Ebü’l-Ferec Makdisî hazretleri, kerâmetler sâhibi hikmetli sözler söyleyen, güzel ve tesirli vaaz ve nasîhatleriyle meşhûr evliyâ bir zâttır. Harran’da doğdu. 1093 (H.486) senesinde Şam’da vefât etti. Tahsil maksadıyla uzun seyahatler yaptı. Harran’dan Bağdat’a giderek zamanının en büyük âlimlerinden ilim öğrendi. Sonra Şam’a gitti. Şam’da zamânın en büyük âlimlerindendi. İlmiyle amel eden, güzel huylu, herkesle iyi geçinen, güler yüzlü, ihsânı bol, Peygamberimizin (sallallahü aleyhi ve sellem) sünnetine uyan, çok ibâdet eden, haramlardan kaçınan, şüphelilerden uzaklaşan, ârif, kerâmetler sâhibi, duâsı makbûl olan Allahü teâlânın sevgili bir kuluydu…

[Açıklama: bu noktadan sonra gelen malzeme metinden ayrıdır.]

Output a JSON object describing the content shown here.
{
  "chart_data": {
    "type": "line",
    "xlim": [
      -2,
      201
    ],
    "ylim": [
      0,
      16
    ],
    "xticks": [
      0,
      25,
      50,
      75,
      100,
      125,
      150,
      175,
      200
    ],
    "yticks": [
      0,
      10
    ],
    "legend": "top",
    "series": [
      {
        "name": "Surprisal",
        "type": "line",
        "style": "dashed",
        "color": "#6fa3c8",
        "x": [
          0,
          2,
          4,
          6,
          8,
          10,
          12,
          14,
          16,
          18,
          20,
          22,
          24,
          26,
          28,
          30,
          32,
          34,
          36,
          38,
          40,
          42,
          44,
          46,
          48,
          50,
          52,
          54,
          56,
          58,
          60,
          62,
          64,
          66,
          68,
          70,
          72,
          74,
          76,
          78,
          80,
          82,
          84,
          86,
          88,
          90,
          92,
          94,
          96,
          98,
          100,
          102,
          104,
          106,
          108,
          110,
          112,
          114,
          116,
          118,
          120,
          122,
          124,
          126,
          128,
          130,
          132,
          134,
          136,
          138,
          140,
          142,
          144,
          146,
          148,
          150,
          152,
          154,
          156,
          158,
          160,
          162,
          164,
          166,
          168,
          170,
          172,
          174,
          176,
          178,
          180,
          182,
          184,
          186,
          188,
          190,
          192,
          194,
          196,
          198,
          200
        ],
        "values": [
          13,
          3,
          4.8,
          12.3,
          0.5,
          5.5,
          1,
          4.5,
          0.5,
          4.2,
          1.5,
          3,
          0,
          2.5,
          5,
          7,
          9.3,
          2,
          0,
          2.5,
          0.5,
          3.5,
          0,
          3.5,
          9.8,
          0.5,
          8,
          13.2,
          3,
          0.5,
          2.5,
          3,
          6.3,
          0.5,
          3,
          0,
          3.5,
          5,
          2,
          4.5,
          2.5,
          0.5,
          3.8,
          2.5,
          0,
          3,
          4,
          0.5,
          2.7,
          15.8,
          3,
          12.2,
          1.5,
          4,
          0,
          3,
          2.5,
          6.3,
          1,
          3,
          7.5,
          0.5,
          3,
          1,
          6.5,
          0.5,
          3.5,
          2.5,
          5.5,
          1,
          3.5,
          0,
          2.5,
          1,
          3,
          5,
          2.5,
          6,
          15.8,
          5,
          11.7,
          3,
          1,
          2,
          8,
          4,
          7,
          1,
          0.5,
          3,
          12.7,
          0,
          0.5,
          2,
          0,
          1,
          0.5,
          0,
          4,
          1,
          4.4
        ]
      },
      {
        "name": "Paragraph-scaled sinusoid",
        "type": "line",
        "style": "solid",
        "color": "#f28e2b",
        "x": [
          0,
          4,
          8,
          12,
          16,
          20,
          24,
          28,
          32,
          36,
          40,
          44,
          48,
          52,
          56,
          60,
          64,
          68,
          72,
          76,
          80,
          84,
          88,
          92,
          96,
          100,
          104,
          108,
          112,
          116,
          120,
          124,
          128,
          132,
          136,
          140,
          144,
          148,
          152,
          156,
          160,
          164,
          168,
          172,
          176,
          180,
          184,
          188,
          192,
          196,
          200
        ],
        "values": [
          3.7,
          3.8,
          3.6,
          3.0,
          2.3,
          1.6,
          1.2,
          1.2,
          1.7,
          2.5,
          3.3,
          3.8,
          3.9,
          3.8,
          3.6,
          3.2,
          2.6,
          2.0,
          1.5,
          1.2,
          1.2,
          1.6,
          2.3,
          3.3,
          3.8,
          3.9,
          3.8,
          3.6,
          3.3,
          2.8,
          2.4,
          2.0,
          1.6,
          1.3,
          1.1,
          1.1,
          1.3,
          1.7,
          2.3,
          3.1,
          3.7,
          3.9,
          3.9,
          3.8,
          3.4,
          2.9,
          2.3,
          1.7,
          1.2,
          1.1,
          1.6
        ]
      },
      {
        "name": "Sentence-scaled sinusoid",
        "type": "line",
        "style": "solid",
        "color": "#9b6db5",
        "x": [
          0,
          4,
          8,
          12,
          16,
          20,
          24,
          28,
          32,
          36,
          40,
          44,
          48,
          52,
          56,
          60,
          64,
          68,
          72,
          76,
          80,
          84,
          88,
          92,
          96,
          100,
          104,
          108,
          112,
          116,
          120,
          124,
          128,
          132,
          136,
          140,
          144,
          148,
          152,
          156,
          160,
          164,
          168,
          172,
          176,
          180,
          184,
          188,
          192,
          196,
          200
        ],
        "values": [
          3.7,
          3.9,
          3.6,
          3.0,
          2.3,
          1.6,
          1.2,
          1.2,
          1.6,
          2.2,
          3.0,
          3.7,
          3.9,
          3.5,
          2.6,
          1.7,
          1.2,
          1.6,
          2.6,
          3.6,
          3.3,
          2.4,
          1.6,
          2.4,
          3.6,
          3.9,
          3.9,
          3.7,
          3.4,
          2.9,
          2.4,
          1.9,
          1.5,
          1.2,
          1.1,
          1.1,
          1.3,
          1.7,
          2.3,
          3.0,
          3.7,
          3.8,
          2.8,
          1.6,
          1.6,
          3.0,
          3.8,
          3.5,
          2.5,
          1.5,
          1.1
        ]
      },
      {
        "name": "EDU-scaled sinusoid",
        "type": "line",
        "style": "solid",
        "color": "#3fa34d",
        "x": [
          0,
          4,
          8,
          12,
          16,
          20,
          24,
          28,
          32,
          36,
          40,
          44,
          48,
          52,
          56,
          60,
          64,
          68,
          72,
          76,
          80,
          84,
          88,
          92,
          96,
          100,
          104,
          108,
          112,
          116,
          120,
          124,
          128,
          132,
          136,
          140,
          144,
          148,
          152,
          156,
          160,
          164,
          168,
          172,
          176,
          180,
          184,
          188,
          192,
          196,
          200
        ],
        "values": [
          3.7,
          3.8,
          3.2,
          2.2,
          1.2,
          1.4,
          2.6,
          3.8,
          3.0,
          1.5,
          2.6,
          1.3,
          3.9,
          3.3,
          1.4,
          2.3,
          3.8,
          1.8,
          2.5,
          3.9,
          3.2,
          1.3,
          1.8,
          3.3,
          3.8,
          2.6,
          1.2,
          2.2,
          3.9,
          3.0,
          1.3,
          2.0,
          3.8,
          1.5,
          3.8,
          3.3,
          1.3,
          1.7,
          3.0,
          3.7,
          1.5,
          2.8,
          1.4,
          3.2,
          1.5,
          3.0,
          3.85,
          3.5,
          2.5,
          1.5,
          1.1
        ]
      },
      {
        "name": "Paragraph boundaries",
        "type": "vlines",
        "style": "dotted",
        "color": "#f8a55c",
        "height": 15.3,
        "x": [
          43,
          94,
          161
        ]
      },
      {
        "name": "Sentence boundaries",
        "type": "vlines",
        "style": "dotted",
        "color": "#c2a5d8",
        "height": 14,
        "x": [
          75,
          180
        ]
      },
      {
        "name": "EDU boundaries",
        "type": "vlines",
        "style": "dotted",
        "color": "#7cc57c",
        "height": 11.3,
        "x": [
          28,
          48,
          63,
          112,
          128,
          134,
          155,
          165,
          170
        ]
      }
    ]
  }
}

Bir gün vaaz ederken, oradakilerden biri aşka gelerek, bir nâra attı ve oracıkta vefât etti… Kendisine muhâlif olanlar; “Nasıl bir iş yapalım ki, bizim de meclisimizde biz konuşurken bir kimse ölsün. Şimdiye kadar hiç kimse bizim meclisimizde aşka gelip ölmedi” dediler. Garip bir adam buldular, ona on dirhem para verip; “Sen meclisimizde bulun. Meclis tamam olduğu zaman büyük bir nâra at, sonra hiç konuşma ve hareket etme. Biz senin için, öldü, deriz. Sonra seni bir eve götürürüz, geceleyin de bu şehirden çıkar başka bir yere gidersin” dediler. Aynı konuştukları gibi yaptılar. O kimse müthiş bir nâra attı ve düştü. Onlar da öldü diyerek bir eve taşıdılar. O eve bir zât geldi. Bu ölü gibi görünmek isteyen kimsenin sağına-soluna dokundu ve canını acıttı. Hîlekâr kimse, canı yanınca acıyla bağırdı. “Aaa! Yaşıyor, yaşıyor!” diye bağrıştılar. Orada bulunanları bir gülme aldı ve böylece ehli olmadığı hâlde evliyâ ve rehber geçinen sahte kimselerin hîleleri anlaşıldı. Nâsıh, Şeyh Muvaffaküddîn el-Makdisî’nin şu sözlerini nakletti:
Biz hepimiz, Ebü’l-Ferec’in bereketlerine kavuştuk. Kudüs’ten Bağdat’a teşrif ettiği zaman, geldiğini haber alan Müslümanlar, onu akın akın gelip ziyâret ettiler. O zaman dedem Kudâme, kardeşine; “Gel bu zâtı ziyârete gidelim. İnşâallah bize duâ buyurur da kurtuluruz” dedi. Ebü’l-Ferec’i ziyârete gittiler. Evvelâ söze Kudâme başlayıp; “Efendim! Allahü teâlânın, Kur’ân-ı kerîmin hıfzını bana kolaylaştırması için duâ buyurmanızı ricâ ediyorum” dedi. Ebü’l-Ferec de ona duâ buyurdu. Kardeşi bir şey istemedi ve eski hâli üzerinde kaldı. Kudâme ise, Kur’ân-ı kerîmi kolayca ezberledi ve Ebü’l-Ferec hazretlerinin duâsı bereketiyle büyük hayırlara kavuştu.